The quality of oils depends on the distribution of fatty acids in the triacylglycerols. Saturated fatty acids occupying the sn-2 position positively affect the absorption of fats [18]. According to the results presented in

Table 3. Positional distribution of selected fatty acids in avocado oil samples.

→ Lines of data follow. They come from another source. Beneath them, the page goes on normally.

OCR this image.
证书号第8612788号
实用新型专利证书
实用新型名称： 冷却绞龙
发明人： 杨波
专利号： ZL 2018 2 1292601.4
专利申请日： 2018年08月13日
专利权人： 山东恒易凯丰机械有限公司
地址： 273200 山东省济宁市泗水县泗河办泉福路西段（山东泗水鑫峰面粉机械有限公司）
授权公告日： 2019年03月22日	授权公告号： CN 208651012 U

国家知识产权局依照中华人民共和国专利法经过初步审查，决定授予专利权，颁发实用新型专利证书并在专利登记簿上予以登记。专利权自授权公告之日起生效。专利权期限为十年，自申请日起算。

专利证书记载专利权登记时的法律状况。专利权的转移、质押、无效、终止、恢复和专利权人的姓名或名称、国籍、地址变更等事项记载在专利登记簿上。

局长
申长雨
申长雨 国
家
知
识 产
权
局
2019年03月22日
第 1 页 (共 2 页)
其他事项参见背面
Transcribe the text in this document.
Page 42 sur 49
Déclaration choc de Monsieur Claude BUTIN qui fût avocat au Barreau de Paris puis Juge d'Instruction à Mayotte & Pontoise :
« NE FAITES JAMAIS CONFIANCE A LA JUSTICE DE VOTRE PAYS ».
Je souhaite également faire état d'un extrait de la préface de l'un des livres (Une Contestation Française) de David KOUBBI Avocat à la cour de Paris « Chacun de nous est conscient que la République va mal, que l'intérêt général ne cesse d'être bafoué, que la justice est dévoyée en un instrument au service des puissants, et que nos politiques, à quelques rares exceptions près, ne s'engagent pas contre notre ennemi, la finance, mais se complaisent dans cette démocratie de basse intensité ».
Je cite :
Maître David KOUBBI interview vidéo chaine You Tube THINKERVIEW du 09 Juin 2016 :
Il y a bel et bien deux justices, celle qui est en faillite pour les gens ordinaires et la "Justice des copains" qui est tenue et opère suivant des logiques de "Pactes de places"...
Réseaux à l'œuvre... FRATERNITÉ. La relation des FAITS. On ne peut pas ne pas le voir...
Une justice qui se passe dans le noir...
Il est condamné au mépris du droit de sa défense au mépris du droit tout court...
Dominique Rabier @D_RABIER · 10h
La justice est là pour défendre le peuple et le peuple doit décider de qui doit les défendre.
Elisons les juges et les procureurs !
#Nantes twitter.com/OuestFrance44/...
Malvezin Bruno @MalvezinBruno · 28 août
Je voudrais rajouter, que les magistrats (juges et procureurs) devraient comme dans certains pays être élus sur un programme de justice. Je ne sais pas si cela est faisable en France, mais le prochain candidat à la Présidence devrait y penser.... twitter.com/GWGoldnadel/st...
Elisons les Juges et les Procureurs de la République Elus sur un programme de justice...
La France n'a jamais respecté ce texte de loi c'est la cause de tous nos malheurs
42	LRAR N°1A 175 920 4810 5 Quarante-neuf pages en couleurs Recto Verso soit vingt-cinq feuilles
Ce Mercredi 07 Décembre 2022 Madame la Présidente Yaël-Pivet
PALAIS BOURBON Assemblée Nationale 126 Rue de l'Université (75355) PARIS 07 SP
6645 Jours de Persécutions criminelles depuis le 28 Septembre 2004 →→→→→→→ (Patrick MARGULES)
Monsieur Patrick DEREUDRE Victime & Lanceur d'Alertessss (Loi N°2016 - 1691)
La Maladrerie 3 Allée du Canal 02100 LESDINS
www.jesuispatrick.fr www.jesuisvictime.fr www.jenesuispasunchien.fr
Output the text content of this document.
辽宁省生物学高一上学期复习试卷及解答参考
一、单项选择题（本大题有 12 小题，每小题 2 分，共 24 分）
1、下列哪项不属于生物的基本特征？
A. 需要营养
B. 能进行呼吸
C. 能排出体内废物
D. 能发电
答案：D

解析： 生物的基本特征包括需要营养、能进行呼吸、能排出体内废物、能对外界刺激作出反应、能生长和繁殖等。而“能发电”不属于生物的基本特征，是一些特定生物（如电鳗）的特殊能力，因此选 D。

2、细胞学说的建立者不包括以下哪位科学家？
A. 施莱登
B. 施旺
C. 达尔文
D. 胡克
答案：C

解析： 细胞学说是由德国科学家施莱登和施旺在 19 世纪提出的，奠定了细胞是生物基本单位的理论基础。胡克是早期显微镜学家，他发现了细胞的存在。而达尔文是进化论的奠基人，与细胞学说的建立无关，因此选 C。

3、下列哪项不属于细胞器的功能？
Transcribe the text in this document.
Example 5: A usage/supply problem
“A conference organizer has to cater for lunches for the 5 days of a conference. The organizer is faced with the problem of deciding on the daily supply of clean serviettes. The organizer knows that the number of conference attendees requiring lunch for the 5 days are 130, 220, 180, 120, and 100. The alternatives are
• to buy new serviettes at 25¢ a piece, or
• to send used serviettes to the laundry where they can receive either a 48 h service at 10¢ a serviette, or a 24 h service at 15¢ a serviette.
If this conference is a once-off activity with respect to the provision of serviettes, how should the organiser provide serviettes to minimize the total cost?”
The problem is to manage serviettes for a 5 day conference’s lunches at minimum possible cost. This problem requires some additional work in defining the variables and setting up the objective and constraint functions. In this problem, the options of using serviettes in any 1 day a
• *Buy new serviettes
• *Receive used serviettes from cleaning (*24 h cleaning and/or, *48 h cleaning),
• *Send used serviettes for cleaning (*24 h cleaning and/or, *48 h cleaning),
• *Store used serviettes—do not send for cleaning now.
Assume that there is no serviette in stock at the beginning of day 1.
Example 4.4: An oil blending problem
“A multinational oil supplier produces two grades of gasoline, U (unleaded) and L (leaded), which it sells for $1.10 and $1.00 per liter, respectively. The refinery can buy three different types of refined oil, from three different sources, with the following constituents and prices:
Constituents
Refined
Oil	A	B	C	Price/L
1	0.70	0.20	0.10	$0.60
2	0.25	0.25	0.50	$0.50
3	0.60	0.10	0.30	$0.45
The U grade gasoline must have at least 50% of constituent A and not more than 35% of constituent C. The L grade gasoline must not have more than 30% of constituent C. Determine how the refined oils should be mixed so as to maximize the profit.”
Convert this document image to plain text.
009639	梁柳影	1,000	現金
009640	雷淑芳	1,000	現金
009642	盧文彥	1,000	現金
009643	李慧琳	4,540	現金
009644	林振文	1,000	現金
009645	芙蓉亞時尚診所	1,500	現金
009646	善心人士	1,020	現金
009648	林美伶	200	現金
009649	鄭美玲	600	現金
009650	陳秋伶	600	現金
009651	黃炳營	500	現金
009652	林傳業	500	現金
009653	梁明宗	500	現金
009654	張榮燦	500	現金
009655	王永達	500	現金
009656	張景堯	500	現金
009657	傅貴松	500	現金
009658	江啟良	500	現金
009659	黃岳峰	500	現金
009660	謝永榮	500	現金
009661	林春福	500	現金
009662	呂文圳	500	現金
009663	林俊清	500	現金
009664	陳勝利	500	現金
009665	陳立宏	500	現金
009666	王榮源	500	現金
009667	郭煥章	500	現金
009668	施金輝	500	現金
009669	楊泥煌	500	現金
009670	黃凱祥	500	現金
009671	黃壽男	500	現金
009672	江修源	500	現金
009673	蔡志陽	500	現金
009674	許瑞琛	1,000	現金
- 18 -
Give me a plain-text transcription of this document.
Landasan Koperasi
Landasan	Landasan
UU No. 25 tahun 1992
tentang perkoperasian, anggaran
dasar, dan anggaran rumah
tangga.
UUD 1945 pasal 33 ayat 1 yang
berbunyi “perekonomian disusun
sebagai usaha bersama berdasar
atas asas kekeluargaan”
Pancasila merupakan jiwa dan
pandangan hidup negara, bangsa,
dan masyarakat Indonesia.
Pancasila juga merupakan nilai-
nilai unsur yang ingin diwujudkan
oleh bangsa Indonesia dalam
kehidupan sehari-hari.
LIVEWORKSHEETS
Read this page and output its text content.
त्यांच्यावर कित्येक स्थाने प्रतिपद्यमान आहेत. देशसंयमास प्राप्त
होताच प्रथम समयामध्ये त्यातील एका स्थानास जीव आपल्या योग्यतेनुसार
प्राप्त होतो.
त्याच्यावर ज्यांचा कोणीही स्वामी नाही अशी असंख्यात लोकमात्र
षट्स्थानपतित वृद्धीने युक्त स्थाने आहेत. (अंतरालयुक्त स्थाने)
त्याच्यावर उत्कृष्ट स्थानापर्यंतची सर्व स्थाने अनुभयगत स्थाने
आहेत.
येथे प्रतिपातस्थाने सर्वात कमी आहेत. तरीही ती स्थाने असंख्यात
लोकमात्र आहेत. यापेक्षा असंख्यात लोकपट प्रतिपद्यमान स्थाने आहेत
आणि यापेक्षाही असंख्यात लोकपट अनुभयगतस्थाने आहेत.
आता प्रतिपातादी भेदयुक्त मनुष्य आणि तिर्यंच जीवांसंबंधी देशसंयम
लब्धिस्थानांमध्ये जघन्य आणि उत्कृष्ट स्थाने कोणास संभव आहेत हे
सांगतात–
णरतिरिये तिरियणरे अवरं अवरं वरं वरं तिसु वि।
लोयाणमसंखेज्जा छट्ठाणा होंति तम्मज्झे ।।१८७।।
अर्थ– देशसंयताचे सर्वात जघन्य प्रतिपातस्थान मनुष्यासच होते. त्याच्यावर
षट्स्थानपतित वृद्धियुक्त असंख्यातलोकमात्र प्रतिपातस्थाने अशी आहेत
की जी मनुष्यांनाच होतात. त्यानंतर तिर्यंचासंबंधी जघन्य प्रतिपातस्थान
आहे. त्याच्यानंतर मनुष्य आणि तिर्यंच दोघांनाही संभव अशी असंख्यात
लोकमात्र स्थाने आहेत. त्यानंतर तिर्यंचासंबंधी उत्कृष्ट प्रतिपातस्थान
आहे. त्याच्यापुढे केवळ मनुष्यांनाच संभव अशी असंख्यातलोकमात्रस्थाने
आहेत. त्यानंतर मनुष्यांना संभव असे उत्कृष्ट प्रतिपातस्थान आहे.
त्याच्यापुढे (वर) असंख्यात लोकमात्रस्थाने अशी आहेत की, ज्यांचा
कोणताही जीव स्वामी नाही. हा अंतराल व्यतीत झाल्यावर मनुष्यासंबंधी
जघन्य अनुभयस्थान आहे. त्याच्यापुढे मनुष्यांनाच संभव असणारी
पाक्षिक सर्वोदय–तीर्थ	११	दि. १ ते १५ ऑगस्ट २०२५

Fatty Acids	Oil Sample	Fatty Acid Content in TAG [%]	Fatty Acid Content in Position [%]		Percentage Distribution of Fatty Acid in sn-2 [%]
			sn-2	sn-1,3
C 16:0	Hass	17.12	7.77	21.8	15%
	Reed	14.39	11.8	15.69	27%
C 16:1	Hass	7.34	5.95	8.03	27%
	Reed	3.89	3.85	3.91	33%
C 18:1	Hass	62.14	62.95	61.73	34%
	Reed	64.39	55.29	68.94	29%
C 18:2	Hass	11.11	19.49	6.91	59%
	Reed	14.82	24.64	9.91	55%

, it can be seen that the sn-2 position is occupied mainly by oleic acid. The content of oleic acid in the sn-2 position was about 63% for Hass and 55.3% for the Reed cultivar, and its share in this position reached 34% and 29% for Hass and Reed, respectively.

4. Conclusions

Our results indicate that avocado oil could be considered a rich source of unsaturated fatty acids, mainly monounsaturated fatty acids. A two-month period of storage at ambient temperature had a significant effect on the quality and composition of researched samples. Acid and peroxide values increased after storage, but these parameters in most cases did not exceed the limits recommended by the Codex Alimentarius. The oxidative induction time had decreased significantly in the case of Hass avocado oil, which suggests oil oxidation processes.